Few dealings with authority are easy or straightforward and the concept of transparency, openness and accountability is almost entirely alien. Much of this, I suspect, is to do with too many layers of bureaucracy, with too much duplication and too little interconnectivity. But this is not happenstance; I suggest it is the result of a deliberate policy going back many decades, which has its roots in colonialism - in this case Spanish.
In this archipelago layer upon layer of bureaucracy has accrued over time and, far from being reformed, has simply been added to. Take, for example, the Cabildo system of local government (in UK terms perhaps closest akin to a county council), which used to be the norm throughout Spain and its Empire but which has everywhere else been abandoned as a relic of colonialism. In the Canaries, too, it was abolished but reinstated in 1912, ostensibly in the interests of promoting wider island autonomy. There are also multiple police forces (I think I've counted five) which no one seems entirely clear cover precisely what areas of law enforcement - a perfect cover for inefficiency and corruption.
There is also a plethora of council and government offices dotted about the islands meaning that a 'one-stop shop' is an impossibllity, necessitating often lengthy journeys between offices and even towns - made the more frustrating by their often closing at 2pm, or not opening at advertised times due to local holidays. There is simply too much opportunity for things to fall between the cracks or for wholesale departmental buck-passing. Add to this the overlay of EU bureaucracy which comes with being part of Spain and the Byzantine structure becomes virtually impenetrable, in fact positively Kafka-esque.
It is clear that a massive job-creation scheme is in operation here, sustaining a large, comfortably-off, politically conservative middle class whose complaissance is assured by well-paid, secure and untaxing public sector work. The working (and non-working) class get this, of course, and are angered by it but tend to leave it to the Murgas to give voice to their frustrations in their ferociously pithy routines. Murga undoubtedly provides a societal safety-valve but the problem is, even those in power can laugh at it. And, while they do, nothing changes.

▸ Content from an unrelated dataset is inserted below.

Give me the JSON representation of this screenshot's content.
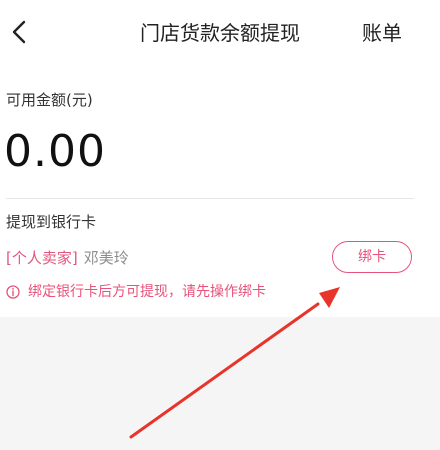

The people aren't (yet) taking to the streets to express their dissatisfaction over lack of jobs and housing, the cost of living, over-tourism, environmental degradation, government waste, inefficiency and nepotism, and politicians and bureaucrats feathering their own nests. But social media responses to the Murgas' recent performances seem to suggest that the tide may be turning.
Maybe it's time to launch the Murga Party?
*NB: The UK has fallen to its lowest-ever position (20th) in Transparency International’s corruption perceptions index (CPI), which ranks countries by experts’ views of possible corruption in public services. So, nothing to crow about, although Spain ranks 36th.